Presented by: Luciana Perc
Biography
This practice-based study examines two open form scores for strings structured as algorithmic visual programming interfaces. Both works were created upon revisiting the concept of aléa introduced by Boulez (1964) which denotes superposable structures articulated by junction points, platforms of bifurcations, and mobile adaptive elements, as well as Cage’s approach to aleatory composition focused on the theatricality of music performance and the acoustic and visual context of the musical event (1961), and Xenakis’ (1971) heteronomous music, introduced as a type of stochastic composition informed by game theory that sets rules for a competitive game between simultaneous performers. The cases of musical practice here considered offer a compositional response to such research concerns set out in the 1960s and 1970s by drawing upon object-based software developed in the 1990s that run algorithms to treat musical form (Open Music, Max/MSP, Pure Data) to address the use of chance within acoustic instrumental scores.

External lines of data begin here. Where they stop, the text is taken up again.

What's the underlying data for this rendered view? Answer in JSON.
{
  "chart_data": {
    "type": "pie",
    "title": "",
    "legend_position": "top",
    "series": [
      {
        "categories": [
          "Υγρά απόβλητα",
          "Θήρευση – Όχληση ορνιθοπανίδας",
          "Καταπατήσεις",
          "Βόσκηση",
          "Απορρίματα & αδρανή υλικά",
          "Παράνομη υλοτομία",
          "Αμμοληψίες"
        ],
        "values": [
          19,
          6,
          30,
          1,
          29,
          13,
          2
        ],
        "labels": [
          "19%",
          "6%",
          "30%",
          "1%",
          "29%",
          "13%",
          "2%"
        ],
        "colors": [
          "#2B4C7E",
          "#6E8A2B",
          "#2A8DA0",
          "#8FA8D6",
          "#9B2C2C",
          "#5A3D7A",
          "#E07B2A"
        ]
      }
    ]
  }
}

This study looks at two works composed by the author. A Performing Monkey Game (Perc 2022) for string trio examines Pierre Boulez’s comments on John Cage depicting him as a “performing monkey” and is thus informed by experiences undertaken in the 1960s in which gorillas were taught American Sign Language. The gorillas learned to understand and respond to both signs and spoken words, meaning they could decode aural elements of language. The score offers a structure for the performers to navigate an aleatory form upon playing by way of making audible decisions and listening to each other’s choices and modes of playing. Diffraction (Perc 2023) for string quartet invites players to alternate playing their instruments with winding up and ticking mechanical metronomes as an aural cue for collectively articulating the overall form of the performance. This work engages with Ligetis’ (1983) fascination with faulty machines to bring an additional chance variable that creates a poetic tension with the performers’ choices. Both works explore notions of intra-action (rather than interaction) enabling what I introduce as new materialist listening, experienced as a diffractive philosophical exercise suggested by Barad (2007). This research expands the application of technofeminism in music performance, with focus on algorithmic interactions, contributing to both the use of chance in music composition and the development of devices for human participation through computer-based algorithms.